Everytime a piece is added to a tablebase the number of possible positions is multiplied by about 500.
Ten possible types of piece to be added and over 50 squares available for each added piece. Yes its an approximation.
So adding six pieces would multiply the number of possible positions by over 25,000 cubed.
That's over ten trillion.
So just getting from eight pieces to 14 pieces more than knocks out a speedup factor of a billion - 
That 'molecular computer' would have to do better ...

Avatar of Thee_Ghostess_Lola

Thanks for the compliment, much appreciated.

I always found that if i looked HARD ENUF i could find the smallest of things in common w/ A/O...even u.

Avatar of DiogenesDue
Thee_Ghostess_Lola wrote:

Thanks for the compliment, much appreciated.

I always found that if i looked HARD ENUF i could find the smallest of things in common w/ A/O...even u.

Well, yes, we have innumerable things in common going down to the cellular level.
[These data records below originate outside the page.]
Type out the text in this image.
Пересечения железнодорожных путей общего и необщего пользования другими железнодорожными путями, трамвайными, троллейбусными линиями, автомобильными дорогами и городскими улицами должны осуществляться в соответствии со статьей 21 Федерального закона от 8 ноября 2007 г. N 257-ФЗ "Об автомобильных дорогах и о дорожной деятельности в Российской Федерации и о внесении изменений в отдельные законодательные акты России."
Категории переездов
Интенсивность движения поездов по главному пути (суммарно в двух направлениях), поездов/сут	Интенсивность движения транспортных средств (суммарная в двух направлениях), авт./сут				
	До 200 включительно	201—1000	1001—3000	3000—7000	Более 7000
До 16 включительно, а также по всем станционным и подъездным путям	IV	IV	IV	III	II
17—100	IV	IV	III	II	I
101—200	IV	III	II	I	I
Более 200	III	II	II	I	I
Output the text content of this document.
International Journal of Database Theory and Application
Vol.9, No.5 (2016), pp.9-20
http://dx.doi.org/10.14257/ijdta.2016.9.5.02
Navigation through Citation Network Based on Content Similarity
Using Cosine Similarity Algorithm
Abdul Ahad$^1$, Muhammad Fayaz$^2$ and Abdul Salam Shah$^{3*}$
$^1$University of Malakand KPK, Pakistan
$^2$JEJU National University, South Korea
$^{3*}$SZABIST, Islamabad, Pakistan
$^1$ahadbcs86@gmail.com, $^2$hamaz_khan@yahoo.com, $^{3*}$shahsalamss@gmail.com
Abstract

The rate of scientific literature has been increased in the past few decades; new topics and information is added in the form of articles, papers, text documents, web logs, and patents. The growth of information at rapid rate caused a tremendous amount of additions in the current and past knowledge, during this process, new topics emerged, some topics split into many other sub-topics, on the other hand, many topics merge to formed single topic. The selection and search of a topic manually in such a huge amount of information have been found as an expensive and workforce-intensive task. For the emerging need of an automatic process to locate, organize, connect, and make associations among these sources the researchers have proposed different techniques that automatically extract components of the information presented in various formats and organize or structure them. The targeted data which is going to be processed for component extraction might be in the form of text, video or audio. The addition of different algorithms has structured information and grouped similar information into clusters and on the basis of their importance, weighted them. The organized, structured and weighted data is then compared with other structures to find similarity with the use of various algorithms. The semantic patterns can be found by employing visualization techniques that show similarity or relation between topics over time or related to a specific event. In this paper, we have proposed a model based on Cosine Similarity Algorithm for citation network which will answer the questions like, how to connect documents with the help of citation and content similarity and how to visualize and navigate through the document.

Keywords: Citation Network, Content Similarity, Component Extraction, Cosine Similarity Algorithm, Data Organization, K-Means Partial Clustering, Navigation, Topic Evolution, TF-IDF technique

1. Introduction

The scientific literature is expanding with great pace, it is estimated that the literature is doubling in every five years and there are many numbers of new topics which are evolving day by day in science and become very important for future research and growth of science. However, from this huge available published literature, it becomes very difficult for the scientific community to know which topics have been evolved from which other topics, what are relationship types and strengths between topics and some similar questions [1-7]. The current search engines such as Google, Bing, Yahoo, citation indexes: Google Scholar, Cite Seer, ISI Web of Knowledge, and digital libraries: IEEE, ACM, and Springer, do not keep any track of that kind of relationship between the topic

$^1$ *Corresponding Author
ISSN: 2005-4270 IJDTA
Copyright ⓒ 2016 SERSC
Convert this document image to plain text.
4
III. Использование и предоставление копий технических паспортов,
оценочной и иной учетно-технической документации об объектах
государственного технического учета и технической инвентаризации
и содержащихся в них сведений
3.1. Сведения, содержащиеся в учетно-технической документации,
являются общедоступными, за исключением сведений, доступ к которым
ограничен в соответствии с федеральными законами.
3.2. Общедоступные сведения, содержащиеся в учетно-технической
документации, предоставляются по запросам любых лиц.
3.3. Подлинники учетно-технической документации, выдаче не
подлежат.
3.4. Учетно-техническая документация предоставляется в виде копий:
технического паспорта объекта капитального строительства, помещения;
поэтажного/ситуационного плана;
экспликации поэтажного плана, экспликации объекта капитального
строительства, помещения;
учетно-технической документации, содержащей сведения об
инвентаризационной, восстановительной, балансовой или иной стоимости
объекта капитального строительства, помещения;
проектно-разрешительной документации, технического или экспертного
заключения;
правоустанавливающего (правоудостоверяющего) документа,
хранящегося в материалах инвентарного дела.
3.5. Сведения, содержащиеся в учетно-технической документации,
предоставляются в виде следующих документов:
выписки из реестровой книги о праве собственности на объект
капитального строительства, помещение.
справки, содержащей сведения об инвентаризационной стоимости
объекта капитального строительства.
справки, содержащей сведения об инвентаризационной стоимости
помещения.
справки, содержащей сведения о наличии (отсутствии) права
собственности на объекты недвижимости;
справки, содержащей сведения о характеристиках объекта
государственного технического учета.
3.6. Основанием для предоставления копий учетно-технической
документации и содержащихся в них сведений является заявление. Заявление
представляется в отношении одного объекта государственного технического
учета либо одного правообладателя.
But I would be remiss not to point out that you weren't looking for things in common in this case, you were looking to divide...so I am not sure the back patting is warranted.

Avatar of crazedrat1000

We need some more solid and useful results in quantum computing before we venture to say it's going to solve chess anytime soon. It can't even crack an RSA algorithm, and operationalizing chess into a quantum algorithm will be no easy task - it'll need to be a very large algorithm, you're going to need alot of qubits and quantum gates involved... it's extremely speculative at this point to say this will happen anytime soon, or even that it will eventually happen.